July 21, 2007

In a city scarred forever by terror, New Yorkers could be forgiven for fearing the worst. I am referring to last Thursday’s Lexington Avenue explosion which had everyone experiencing 9/11 deja vu. Shoppers ran for cover, dodging flying rubble, while a truck was swallowed when the tarmac opened up into a giant crater. But not to worry. As everyone knows,  it was an explosion caused in an underground steam pipe. The point of my story is the reaction to the blast. A woman died from a heart attack and at least thirty people were injured in the panic, some seriously. I was not there, but was witness when a small airplane plunged into a building near my house last Autumn—killing the pilot, a New York Yankee pitcher. That was when I realized that average Americans are not exactly cool under fire.
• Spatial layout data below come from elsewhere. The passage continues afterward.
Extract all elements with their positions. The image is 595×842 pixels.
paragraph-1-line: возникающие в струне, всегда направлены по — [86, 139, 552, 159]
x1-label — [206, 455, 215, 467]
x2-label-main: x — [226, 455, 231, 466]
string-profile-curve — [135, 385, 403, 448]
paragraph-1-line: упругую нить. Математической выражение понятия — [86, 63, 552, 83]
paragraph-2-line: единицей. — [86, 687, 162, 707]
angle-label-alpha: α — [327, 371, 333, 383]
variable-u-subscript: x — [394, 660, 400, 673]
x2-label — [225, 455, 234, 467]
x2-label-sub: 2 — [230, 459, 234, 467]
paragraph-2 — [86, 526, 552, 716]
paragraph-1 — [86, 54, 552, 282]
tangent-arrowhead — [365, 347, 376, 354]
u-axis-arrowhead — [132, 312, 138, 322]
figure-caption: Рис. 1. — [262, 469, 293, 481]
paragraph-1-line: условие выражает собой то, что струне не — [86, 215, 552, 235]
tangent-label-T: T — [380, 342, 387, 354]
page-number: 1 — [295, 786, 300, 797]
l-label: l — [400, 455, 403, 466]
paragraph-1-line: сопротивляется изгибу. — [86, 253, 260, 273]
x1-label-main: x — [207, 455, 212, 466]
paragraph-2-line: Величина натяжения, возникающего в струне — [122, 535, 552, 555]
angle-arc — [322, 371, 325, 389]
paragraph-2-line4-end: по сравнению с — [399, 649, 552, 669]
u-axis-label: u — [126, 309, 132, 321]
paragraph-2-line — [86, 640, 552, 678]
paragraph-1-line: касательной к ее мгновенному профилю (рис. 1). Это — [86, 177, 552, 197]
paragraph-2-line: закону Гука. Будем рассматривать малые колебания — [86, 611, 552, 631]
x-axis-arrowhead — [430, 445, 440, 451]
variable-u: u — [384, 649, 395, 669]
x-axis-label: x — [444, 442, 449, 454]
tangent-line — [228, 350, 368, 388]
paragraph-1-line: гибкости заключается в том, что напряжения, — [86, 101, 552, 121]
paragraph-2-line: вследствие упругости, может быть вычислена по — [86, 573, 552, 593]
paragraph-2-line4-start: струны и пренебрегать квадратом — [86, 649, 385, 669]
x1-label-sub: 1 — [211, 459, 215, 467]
Europeans are often derided by Hollywood scriptwriters and late night comedians as quick to leave the field of battle, but I’d hate to see, say, New Yorkers’ reactions to the firestorm which engulfed Dresden and Hamburg, not to mention Berlin. Further south, when I was a young boy in Athens, we were pounded daily by the American and British air forces, but as far as I know the pounding had very little effect on me or any other Greek. Our house, north of Athens, was near the royal summer palace and its tiny military airport which the Germans had turned into a base. There was many a time when I ran out of the shelter thinking the silver foils released by the Allied planes were chocolates. (It was a way of disorienting the crude anti-aircraft radar possessed by the Axis forces). More than once a kind German trooper emerged from his trench to stop me from getting pulverized.

And I won’t even go into Hiroshima and Nagasaki, or the firebombing of Tokyo by the kindly Curtis Le May. So, what is the point of my story? Easy: I happened to be in London couple of weeks ago when the bombs failed to go off. My English friends insisted we dine at Wilton’s, one block away from where the car bomb was located, as a matter of principle. When the next day a bomb did go off in the Glasgow airport, burning only the suicide bomber but no innocents present, I particularly liked the monosyllabic reaction of one John Smeaton, a baggage handler who tackled one of the fleeing terrorists: “This is Glasgow, you know, we’ll be aboot ye.”

In other words, we don’t let anyone do this in our backyard without a rather severe beating. There were no screams, no one got hysterical, and no one had a heart attack. Contrasting the calm that prevailed in England after the July 2005 attacks, in which tens were killed and hundreds injured, with those following the U.S. and Spanish ones, one is struck by the calm of the former. Perhaps it’s because British values reside not in trite phrases a-la-Bush, but in institutions. In peace time Brits can be prickly, aggressive, dour and unpleasant. But these very traits equip the people admirably when dealing with terrorism. Maybe Bush and Cheney should turn down the rhetoric. And look toward those “friends” like the Saudis and the Gulf states whose deep pockets are once again financing Qaeda operatives and setting up new training camps. But as they say, if you want to win power, play to the emotions, not the reason. In America it works every time.